Loughran's back-nine performance was almost as brilliant as he bashed home pars at the 11th, 12th, 14th and, most impressively, the 17th and 18th on his way to a 20-point homeward haul.
Paddy's fine 41-point total clipped his handicap to 16 and granted him a much deserved success that proves there's still plenty of competitive spirit left in this veteran campaigner.
County Armagh Golf Club's toughest hole: the 16th, Lakes.
The runner-up berth was filled by Loughran's former colleague and soon-to-be fellow retiree, Gerry Cullen, who posted the same excellent score but lost out on a break of tie owing to his inferior back nine.
Cullen played solidly for the vast majority of his round, never more so than when reeling off five pars in a row between the 4th and 8th.
With an irresistible 24 points in the bank at the halfway stage, Gerry's hitherto scintillating progress was checked slightly with a no-score at the 10th, but the economics guru bounced back admirably in chalking up further pars at the 11th, 14th and 15th before a 6, 5, 6 finish.
That disappointing climax may leave Cullen feeling that he left a few shots out there but, nonetheless, this was an outstanding outing that conferred on him 18-handicapper status.
Refusing to be completely overshadowed by his father's tournament-winning antics was Mark Loughran, who took the category 1 plaudits with 40 points.
Mark's fabulous gross 71 contained birdies at the 6th, 12th, 14th and 17th as he completed the back nine in just 34 strokes.
That fact was crucial in Mark's finishing ahead of Stephen Catterall. He, too, yielded 40 points from a neat-and-tidy day's work of 11 pars and seven bogeys.
The summit of the category 2 standings also showed two players neck and neck on 40 points.
Flame-haired James Thompson nabbed the honours here, largely on account of a terrific closing streak of five consecutive pars that helped him to both become a 12-handicapper and push Bernard Grimley into second position.
Bernard, he of the prolific prizewinning Grimley tribe, now plays off 13 after registering a birdie at the 3rd and eight pars elsewhere.
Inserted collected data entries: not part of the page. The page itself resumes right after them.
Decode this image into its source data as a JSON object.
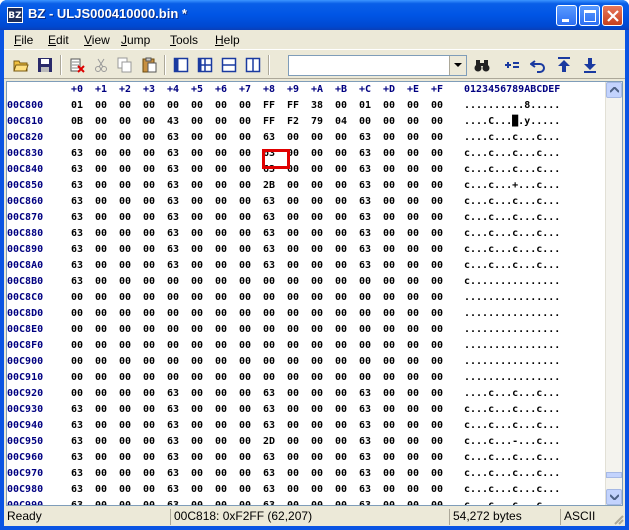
{
  "window": {
    "icon_text": "BZ",
    "title": "BZ - ULJS000410000.bin *"
  },
  "menu": [
    {
      "label": "File",
      "mnemonic": "F",
      "rest": "ile"
    },
    {
      "label": "Edit",
      "mnemonic": "E",
      "rest": "dit"
    },
    {
      "label": "View",
      "mnemonic": "V",
      "rest": "iew"
    },
    {
      "label": "Jump",
      "mnemonic": "J",
      "rest": "ump"
    },
    {
      "label": "Tools",
      "mnemonic": "T",
      "rest": "ools"
    },
    {
      "label": "Help",
      "mnemonic": "H",
      "rest": "elp"
    }
  ],
  "toolbar": {
    "icons": [
      "open-folder-icon",
      "save-disk-icon",
      "cut-delete-icon",
      "scissors-icon",
      "copy-icon",
      "paste-icon",
      "view-single-icon",
      "view-split-vertical-icon",
      "view-split-horizontal-icon",
      "view-split-columns-icon",
      "find-binoculars-icon",
      "compare-icon",
      "undo-icon",
      "jump-top-icon",
      "jump-end-icon"
    ],
    "combo_value": ""
  },
  "hex": {
    "column_header": [
      "+0",
      "+1",
      "+2",
      "+3",
      "+4",
      "+5",
      "+6",
      "+7",
      "+8",
      "+9",
      "+A",
      "+B",
      "+C",
      "+D",
      "+E",
      "+F"
    ],
    "ascii_header": "0123456789ABCDEF",
    "rows": [
      {
        "addr": "00C800",
        "bytes": [
          "01",
          "00",
          "00",
          "00",
          "00",
          "00",
          "00",
          "00",
          "FF",
          "FF",
          "38",
          "00",
          "01",
          "00",
          "00",
          "00"
        ],
        "ascii": "..........8....."
      },
      {
        "addr": "00C810",
        "bytes": [
          "0B",
          "00",
          "00",
          "00",
          "43",
          "00",
          "00",
          "00",
          "FF",
          "F2",
          "79",
          "04",
          "00",
          "00",
          "00",
          "00"
        ],
        "ascii": "....C...█.y....."
      },
      {
        "addr": "00C820",
        "bytes": [
          "00",
          "00",
          "00",
          "00",
          "63",
          "00",
          "00",
          "00",
          "63",
          "00",
          "00",
          "00",
          "63",
          "00",
          "00",
          "00"
        ],
        "ascii": "....c...c...c..."
      },
      {
        "addr": "00C830",
        "bytes": [
          "63",
          "00",
          "00",
          "00",
          "63",
          "00",
          "00",
          "00",
          "63",
          "00",
          "00",
          "00",
          "63",
          "00",
          "00",
          "00"
        ],
        "ascii": "c...c...c...c..."
      },
      {
        "addr": "00C840",
        "bytes": [
          "63",
          "00",
          "00",
          "00",
          "63",
          "00",
          "00",
          "00",
          "63",
          "00",
          "00",
          "00",
          "63",
          "00",
          "00",
          "00"
        ],
        "ascii": "c...c...c...c..."
      },
      {
        "addr": "00C850",
        "bytes": [
          "63",
          "00",
          "00",
          "00",
          "63",
          "00",
          "00",
          "00",
          "2B",
          "00",
          "00",
          "00",
          "63",
          "00",
          "00",
          "00"
        ],
        "ascii": "c...c...+...c..."
      },
      {
        "addr": "00C860",
        "bytes": [
          "63",
          "00",
          "00",
          "00",
          "63",
          "00",
          "00",
          "00",
          "63",
          "00",
          "00",
          "00",
          "63",
          "00",
          "00",
          "00"
        ],
        "ascii": "c...c...c...c..."
      },
      {
        "addr": "00C870",
        "bytes": [
          "63",
          "00",
          "00",
          "00",
          "63",
          "00",
          "00",
          "00",
          "63",
          "00",
          "00",
          "00",
          "63",
          "00",
          "00",
          "00"
        ],
        "ascii": "c...c...c...c..."
      },
      {
        "addr": "00C880",
        "bytes": [
          "63",
          "00",
          "00",
          "00",
          "63",
          "00",
          "00",
          "00",
          "63",
          "00",
          "00",
          "00",
          "63",
          "00",
          "00",
          "00"
        ],
        "ascii": "c...c...c...c..."
      },
      {
        "addr": "00C890",
        "bytes": [
          "63",
          "00",
          "00",
          "00",
          "63",
          "00",
          "00",
          "00",
          "63",
          "00",
          "00",
          "00",
          "63",
          "00",
          "00",
          "00"
        ],
        "ascii": "c...c...c...c..."
      },
      {
        "addr": "00C8A0",
        "bytes": [
          "63",
          "00",
          "00",
          "00",
          "63",
          "00",
          "00",
          "00",
          "63",
          "00",
          "00",
          "00",
          "63",
          "00",
          "00",
          "00"
        ],
        "ascii": "c...c...c...c..."
      },
      {
        "addr": "00C8B0",
        "bytes": [
          "63",
          "00",
          "00",
          "00",
          "00",
          "00",
          "00",
          "00",
          "00",
          "00",
          "00",
          "00",
          "00",
          "00",
          "00",
          "00"
        ],
        "ascii": "c..............."
      },
      {
        "addr": "00C8C0",
        "bytes": [
          "00",
          "00",
          "00",
          "00",
          "00",
          "00",
          "00",
          "00",
          "00",
          "00",
          "00",
          "00",
          "00",
          "00",
          "00",
          "00"
        ],
        "ascii": "................"
      },
      {
        "addr": "00C8D0",
        "bytes": [
          "00",
          "00",
          "00",
          "00",
          "00",
          "00",
          "00",
          "00",
          "00",
          "00",
          "00",
          "00",
          "00",
          "00",
          "00",
          "00"
        ],
        "ascii": "................"
      },
      {
        "addr": "00C8E0",
        "bytes": [
          "00",
          "00",
          "00",
          "00",
          "00",
          "00",
          "00",
          "00",
          "00",
          "00",
          "00",
          "00",
          "00",
          "00",
          "00",
          "00"
        ],
        "ascii": "................"
      },
      {
        "addr": "00C8F0",
        "bytes": [
          "00",
          "00",
          "00",
          "00",
          "00",
          "00",
          "00",
          "00",
          "00",
          "00",
          "00",
          "00",
          "00",
          "00",
          "00",
          "00"
        ],
        "ascii": "................"
      },
      {
        "addr": "00C900",
        "bytes": [
          "00",
          "00",
          "00",
          "00",
          "00",
          "00",
          "00",
          "00",
          "00",
          "00",
          "00",
          "00",
          "00",
          "00",
          "00",
          "00"
        ],
        "ascii": "................"
      },
      {
        "addr": "00C910",
        "bytes": [
          "00",
          "00",
          "00",
          "00",
          "00",
          "00",
          "00",
          "00",
          "00",
          "00",
          "00",
          "00",
          "00",
          "00",
          "00",
          "00"
        ],
        "ascii": "................"
      },
      {
        "addr": "00C920",
        "bytes": [
          "00",
          "00",
          "00",
          "00",
          "63",
          "00",
          "00",
          "00",
          "63",
          "00",
          "00",
          "00",
          "63",
          "00",
          "00",
          "00"
        ],
        "ascii": "....c...c...c..."
      },
      {
        "addr": "00C930",
        "bytes": [
          "63",
          "00",
          "00",
          "00",
          "63",
          "00",
          "00",
          "00",
          "63",
          "00",
          "00",
          "00",
          "63",
          "00",
          "00",
          "00"
        ],
        "ascii": "c...c...c...c..."
      },
      {
        "addr": "00C940",
        "bytes": [
          "63",
          "00",
          "00",
          "00",
          "63",
          "00",
          "00",
          "00",
          "63",
          "00",
          "00",
          "00",
          "63",
          "00",
          "00",
          "00"
        ],
        "ascii": "c...c...c...c..."
      },
      {
        "addr": "00C950",
        "bytes": [
          "63",
          "00",
          "00",
          "00",
          "63",
          "00",
          "00",
          "00",
          "2D",
          "00",
          "00",
          "00",
          "63",
          "00",
          "00",
          "00"
        ],
        "ascii": "c...c...-...c..."
      },
      {
        "addr": "00C960",
        "bytes": [
          "63",
          "00",
          "00",
          "00",
          "63",
          "00",
          "00",
          "00",
          "63",
          "00",
          "00",
          "00",
          "63",
          "00",
          "00",
          "00"
        ],
        "ascii": "c...c...c...c..."
      },
      {
        "addr": "00C970",
        "bytes": [
          "63",
          "00",
          "00",
          "00",
          "63",
          "00",
          "00",
          "00",
          "63",
          "00",
          "00",
          "00",
          "63",
          "00",
          "00",
          "00"
        ],
        "ascii": "c...c...c...c..."
      },
      {
        "addr": "00C980",
        "bytes": [
          "63",
          "00",
          "00",
          "00",
          "63",
          "00",
          "00",
          "00",
          "63",
          "00",
          "00",
          "00",
          "63",
          "00",
          "00",
          "00"
        ],
        "ascii": "c...c...c...c..."
      },
      {
        "addr": "00C990",
        "bytes": [
          "63",
          "00",
          "00",
          "00",
          "63",
          "00",
          "00",
          "00",
          "63",
          "00",
          "00",
          "00",
          "63",
          "00",
          "00",
          "00"
        ],
        "ascii": "c...c...c...c..."
      }
    ],
    "selected": {
      "row": 1,
      "col": 8
    },
    "highlight_color": "#e00000"
  },
  "status": {
    "ready": "Ready",
    "position": "00C818: 0xF2FF (62,207)",
    "size": "54,272 bytes",
    "encoding": "ASCII"
  }
}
Dermot Haughey triumphed in category 3 after signing a classy 39-point scorecard that boasted four pars and a birdie at the 7th.
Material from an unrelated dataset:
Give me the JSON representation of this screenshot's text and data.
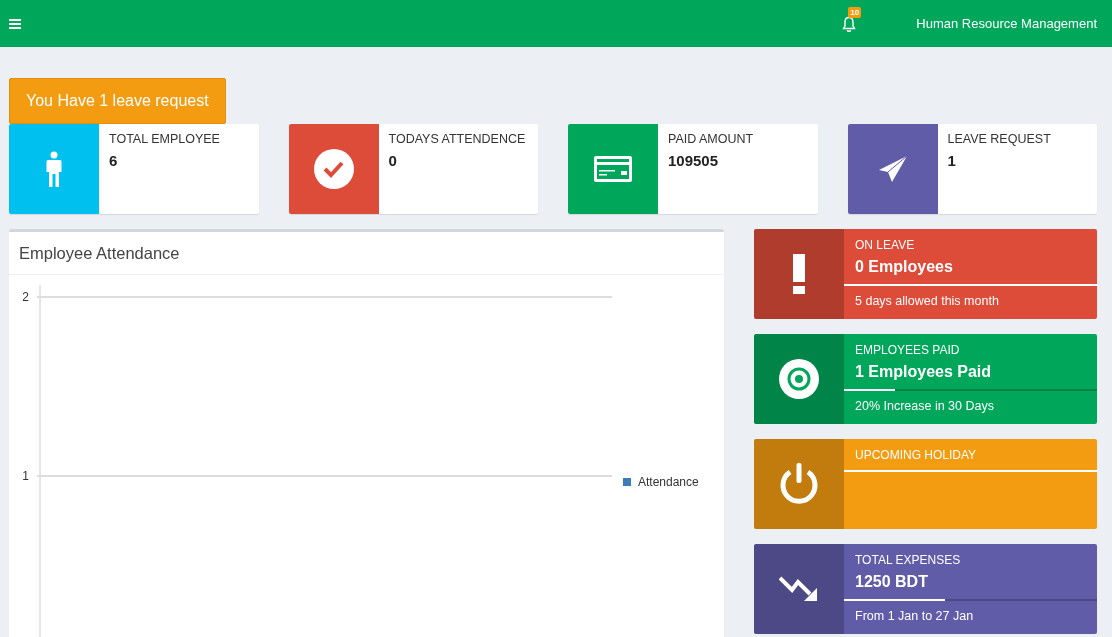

Next to Dermot was big Philip Richards, who also notched four pars but was somewhat undermined by par 5 struggles before he eventually declared on a highly creditable 38-point total.
The peerless Philip Kelly sealed the gross honours with a magnificent three-under-par 67 in which he bogeyed the 4th, birdied the 9th, 12th, 13th and 18th and parred everything else. It's a simple game really.